A política do inimigo

A imigração voltou a ser o eixo emocional da noite. Fronteira sitiada, invasão iminente, ameaça permanente. Dados complexos sobre fluxos migratórios foram substituídos por casos isolados narrados com carga dramática. O método é conhecido: substituir estatística por anedota, análise por indignação.

Estudos acadêmicos reiteram que imigrantes não apresentam taxas de criminalidade superiores às da população nativa. O presidente prefere contar histórias que cabem no tempo da televisão. É mais eficiente politicamente.

A cada momento em que a atenção do público poderia vacilar, surgia um novo gesto teatral: mais uma medalha, mais um herói, mais uma cena emocionalmente calculada. Não se tratava de governar. Tratava-se de manter a audiência.

O mundo reduzido a slogan

No plano internacional, o discurso revelou algo ainda mais inquietante: a ausência de estratégia.

Num momento em que a economia mundial atravessa transição estrutural — com a Ásia respondendo por mais de 60% do crescimento global — a Casa Branca ofereceu pouco além de retórica competitiva. A China foi mencionada como rival, mas sem plano consistente para lidar com sua liderança em tecnologia, semicondutores ou infraestrutura global. Nenhuma reflexão séria sobre a expansão do BRICS, sobre a reorganização financeira internacional ou sobre o declínio relativo da centralidade atlântica.

Enquanto Pequim investe pesadamente em cadeias tecnológicas estratégicas e consolida articulações regionais, Washington celebra medalhas ao vivo.

Em relação ao Irã, manteve-se o tom de ameaça e pressão, mas sem qualquer desenho diplomático claro. A política externa foi apresentada como extensão da política doméstica — musculatura retórica para consumo interno.

Não houve praticamente nenhuma menção substantiva à crise climática, apesar de eventos extremos cada vez mais frequentes no próprio território americano. Nenhuma proposta robusta de reconstrução multilateral. Nenhum esforço visível para recompor a credibilidade internacional erodida nos últimos anos.

O mundo está se reorganizando. O discurso preferiu fingir que está vencendo.

A normalização da ficção

Talvez o elemento mais perigoso não seja o exagero — exageros fazem parte da política. O problema é a naturalização da distorção sistemática como método de governo.

Quando o presidente afirma que “estamos vencendo tanto que as pessoas pedem para parar de vencer”, não se trata apenas de humor involuntário. Trata-se da construção de uma narrativa impermeável a fatos. Uma realidade alternativa que dispensa verificação.

O Estado da União deveria ser momento de convergência mínima institucional. Transformou-se em palco de polarização deliberada. Democratas foram retratados como sabotadores. Críticas foram enquadradas como traição. O Congresso funcionou como cenário.

A política deixou de ser prestação de contas para virar performance.

Há algo de profundamente simbólico nisso.

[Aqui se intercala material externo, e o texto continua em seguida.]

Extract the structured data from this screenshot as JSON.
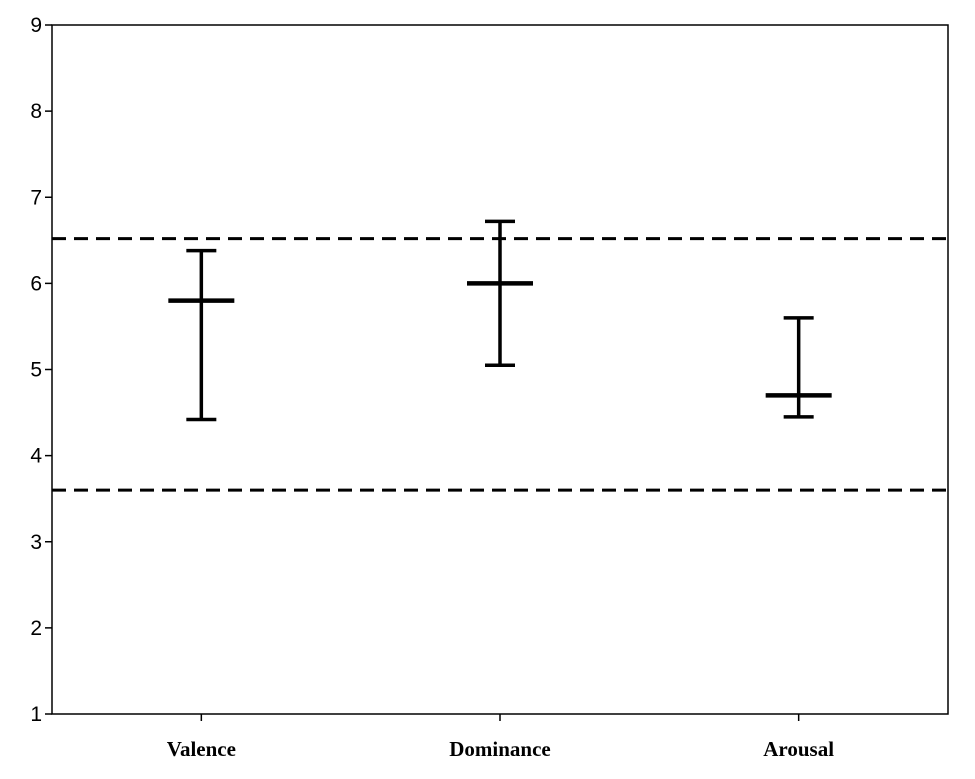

Um governo que inclui figuras oriundas do entretenimento e da televisão constrói uma lógica governamental compatível com essa estética: emoção acima de argumento, imagem acima de diagnóstico, audiência acima de política pública.

O custo democrático

Pesquisas recentes indicam que parcela relevante da população americana acredita que o país está no rumo errado e que sua situação econômica pessoal não melhorou substancialmente. O hiato entre experiência concreta e narrativa oficial cresce.

Quando a política insiste que tudo vai “melhor do que nunca” enquanto o eleitor sente o contrário, instala-se uma tensão cognitiva. Essa tensão não desaparece. Ela se acumula.

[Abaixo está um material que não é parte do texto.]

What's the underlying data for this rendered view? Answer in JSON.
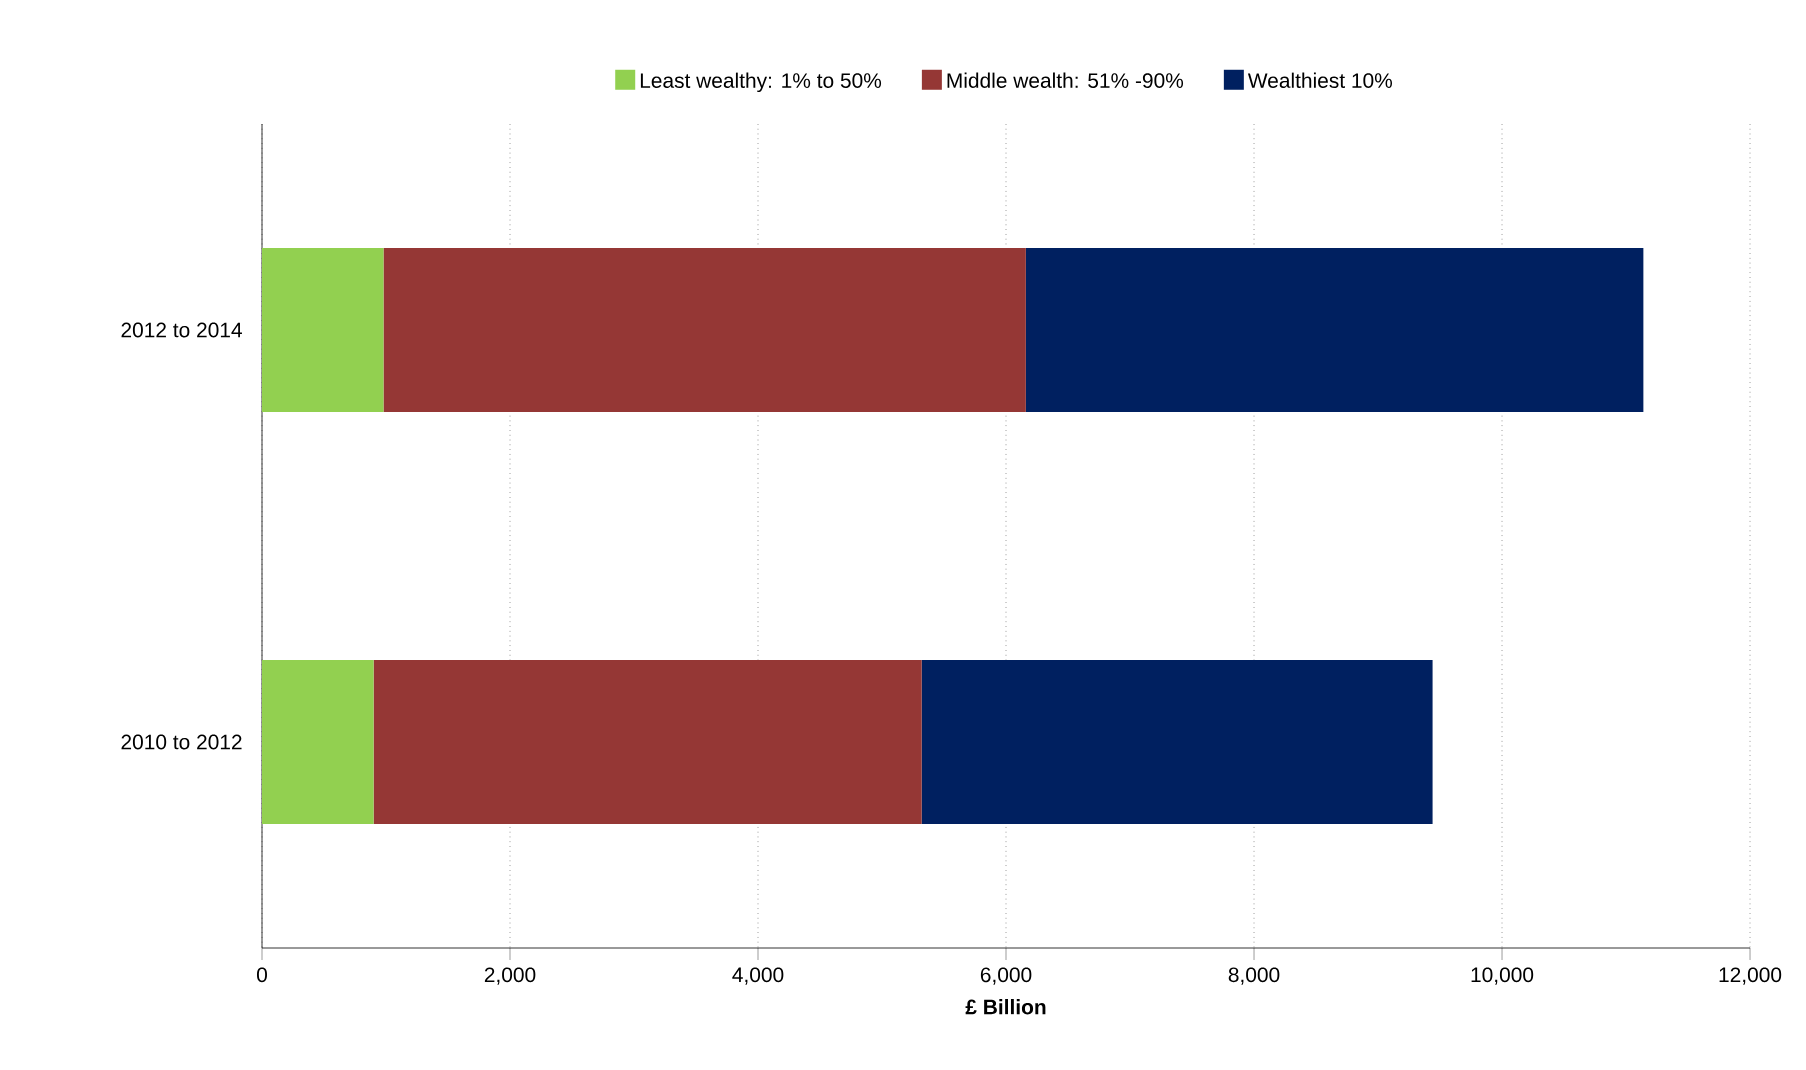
{
  "chart_data": {
    "type": "bar",
    "orientation": "horizontal",
    "stacked": true,
    "categories": [
      "2012 to 2014",
      "2010 to 2012"
    ],
    "series": [
      {
        "name": "Least wealthy: 1% to 50%",
        "color": "#92d050",
        "values": [
          980,
          900
        ]
      },
      {
        "name": "Middle wealth: 51% -90%",
        "color": "#953735",
        "values": [
          5180,
          4420
        ]
      },
      {
        "name": "Wealthiest 10%",
        "color": "#002060",
        "values": [
          4980,
          4120
        ]
      }
    ],
    "xlabel": "£ Billion",
    "xlim": [
      0,
      12000
    ],
    "xticks": [
      0,
      {
        "value": 2000,
        "label": "2,000"
      },
      {
        "value": 4000,
        "label": "4,000"
      },
      {
        "value": 6000,
        "label": "6,000"
      },
      {
        "value": 8000,
        "label": "8,000"
      },
      {
        "value": 10000,
        "label": "10,000"
      },
      {
        "value": 12000,
        "label": "12,000"
      }
    ],
    "grid": "x",
    "legend": "top"
  }
}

Democracias dependem de um mínimo compartilhado de realidade factual. Quando a política passa a operar predominantemente no registro da versão — e não do dado — a erosão institucional é silenciosa, mas constante.

O Estado da União de 2026 não foi apenas um discurso longo. Foi a consolidação de um estilo de governo: espetáculo permanente, polarização estratégica e hipérbole como instrumento central.

Se esse é o “estado da União”, a pergunta que permanece não é sobre aplausos ou medalhas.

É sobre quanto tempo uma democracia consegue sustentar-se quando a política decide competir com o entretenimento — e vencer.

* Este é um artigo de opinião, de responsabilidade do autor, e não reflete a opinião do Brasil 247.